Margin Call, così sarà cominciata la mattina del Venerdì 26 Marzo per il fondo Archegos a Wall Street, quella stessa ulteriore richiesta di denaro a garanzia da parte delle banche continuava incessante da tutta la settimana per una serie di avvenimenti completamente scollegati.
A molti piccoli trader principianti sarà sicuramente capitato con conti di poche centinaia di euro di vedere la margin call e vedere chiuse poi le proprie posizioni alla distruzione del conto. Ora immaginate le stesse cose applicate su molti più soldi parliamo di svariate decine di miliardi di dollari, ancora da quantificare precisamente
Prendete l’elite delle banche di investimento mondiale, uno spregiudicato finanziere con problemi pregressi con la Sec e un “hedge fund” semisconosciuto fino a questa settimana ovviamente: il fondo Archegos.
Torniamo indietro di svariati anni per ripercorrere la storia di Bill Hwang, il fondatore del fondo Archegos, per cercare di capire come banche prestigiose si siano prese un rischio enorme, pur sapendo della carriera fatta di luci e ombre. Negli anni 90 a Wall Street era attivo Tiger Management, fondo di proprietà di Julian Robertson, uno dei finanzieri più potenti e stimati dell’epoca. E Hwang era proprio un suo “cucciolo di tigre”, così battezzato da tutti i media, come tutti i collaboratori di Robertson.

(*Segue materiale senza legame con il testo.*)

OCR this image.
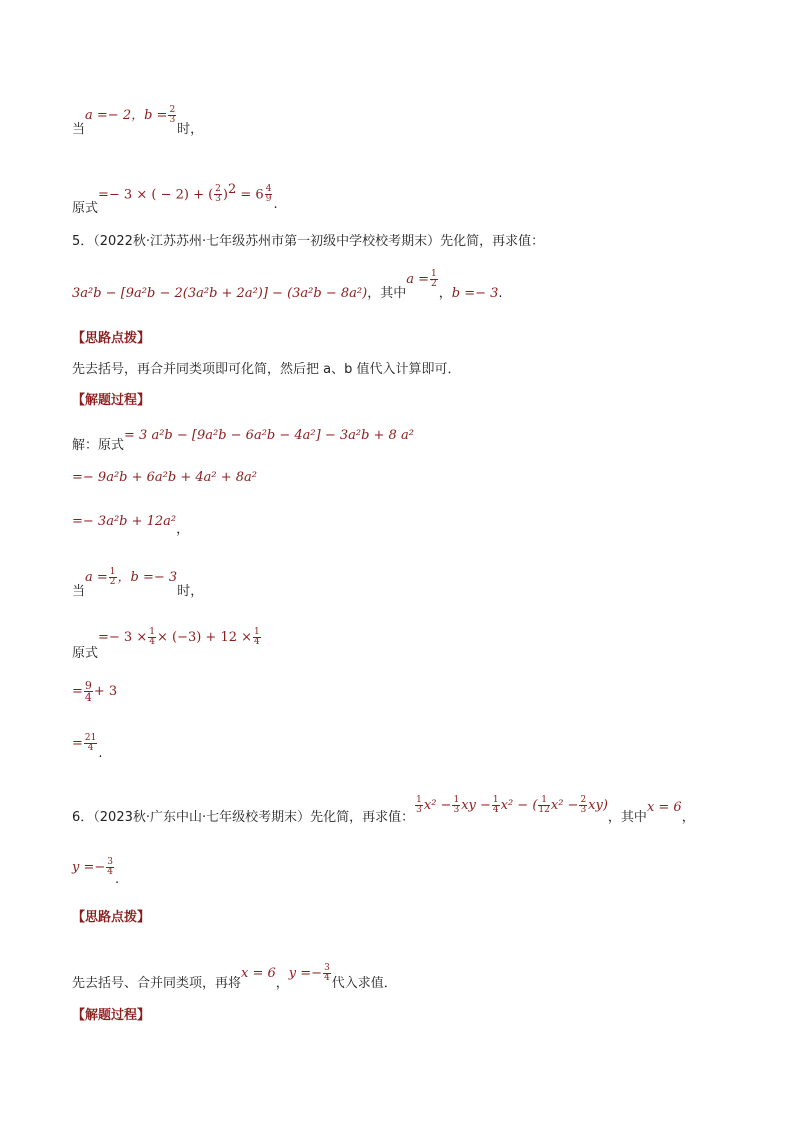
当a =− 2，$b = \frac{2}{3}$
时，
原式=− 3 × ( − 2) + ( $\frac{2}{3} )^2 = 6 \frac{4}{9}$
.
5．（2022秋·江苏苏州·七年级苏州市第一初级中学校校考期末）先化简，再求值：
3a²b − [9a²b − 2(3a²b + 2a²)] − (3a²b − 8a²)，其中$a = \frac{1}{2}$
，b =− 3.
【思路点拨】
先去括号，再合并同类项即可化简，然后把 a、b 值代入计算即可．
【解题过程】
解：原式= 3 a²b − [9a²b − 6a²b − 4a²] − 3a²b + 8 a²
=− 9a²b + 6a²b + 4a² + 8a²
=− 3a²b + 12a²，
当$a = \frac{1}{2}$ ，b =− 3时，
原式=− $3 \times \frac{1}{4} \times (-3) + 12 \times \frac{1}{4}$
= $\frac{9}{4} + 3$
= $\frac{21}{4}$
.
6．（2023秋·广东中山·七年级校考期末）先化简，再求值：
$\frac{1}{3} x^2 - \frac{1}{3}$ xy − $\frac{1}{4} x^2$ − ( $\frac{1}{12} x^2 - \frac{2}{3} xy$)，其中x = 6，
$y =- \frac{3}{4}$
.
【思路点拨】
先去括号、合并同类项，再将x = 6，$y =- \frac{3}{4}$
代入求值．
【解题过程】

Hwang si staccherà a cavallo con gli anni 2000, rimanendo in ottimi rapporti con il mentore e creando “Tiger Asia”. Tutto andò a gonfie vele per buoni 10 anni, voci non confermate riportano lo zampino dello stesso Robertson. Nel 2012 cominciano i problemi con la Sec. Hwang viene accusato di insider trading e altri reati finanziari; si dichiara colpevole e paga la multa di 44 milioni di dollari per poi sparire dalla scena. Nel frattempo, trasforma Tiger Asia nel fondo Archegos e lo rende un family office, che per la giurisdizione americana ha molti meno obblighi di rendicontazione.
Ora torniamo ai giorni nostri. Secondo le prime ricostruzioni, Bill Hwang e il suo fondo detenevano posizioni per un controvalore di circa 40 miliardi di dollari, tutte posizioni in derivati. Il fondo, infatti, non acquistava direttamente azioni ma stipulava con banche d’investimento dei cosiddetti “total return swap”. Sostanzialmente, con questi contratti le banche, a fronte di un margine di denaro da parte del cliente, acquistano pacchetti di azioni e le tengono nei loro portafogli, condividendo con il cliente profitti e perdite, a fronte di laute commissioni ovviamente.
Con questa mossa, Hwang non è mai figurato come investitore e per questo, fino a quando il vaso di pandora non è stato scoperchiato, non si sapeva chi ci fosse dietro al forte sell-off di azioni da parte di grosse banche. Tra le banche che hanno fatto affari con Hwang riportando perdite si citano Goldman Sachs e Morgan Stanley, che sembra siano riuscite meglio di tutti a contenere le perdite. UBS, Deutsche Bank e, infine, Credit Suisse e Nomura sembrano le più colpite; complessivamente si parla di più di 10 miliardi di dollari di perdita.
Ovviamente, le banche all’inizio avevano guadagnato molto bene, anche perché spesso basta il loro movimento per guidare rialzi consistenti. Se gli operatori di mercato si rendono conto che un gruppo di importanti banche sta comprando grossi pacchetti azionari, cominceranno a comprare, di conseguenza alimentando il movimento e i guadagni delle banche.
Nelle ultime settimane, qualcosa però è andato storto per cause del tutto sconnesse tra loro o almeno apparentemente. Le aziende su cui era fortemente investito a leva il fondo, tra cui Viacom CBS, Baidu, Gsx cominciano a perdere velocemente terreno e le banche si trovano a dover chiedere a Hwang ulteriore margine di garanzia, la cosiddetta margin call.
Solo nella giornata di venerdì sembra siano state scaricate posizioni per un controvalore superiore ai 20 miliardi. Ora, analizzata la situazione, non ci resta che capire come e perché le banche si siano fidate di una persona come Bill Hwang. Il tutto è da andare a ricercare nei bassi margini di profittabilità che hanno attualmente le banche con i tassi di interesse molto bassi, le commissioni da trading sono sempre più basse per la concorrenza con le nuove piattaforme e i fiumi di liquidità che non si sa dove investire hanno portato le banche a rischiare tanto, in cambio di lauti compensi e grosse possibilità di guadagno.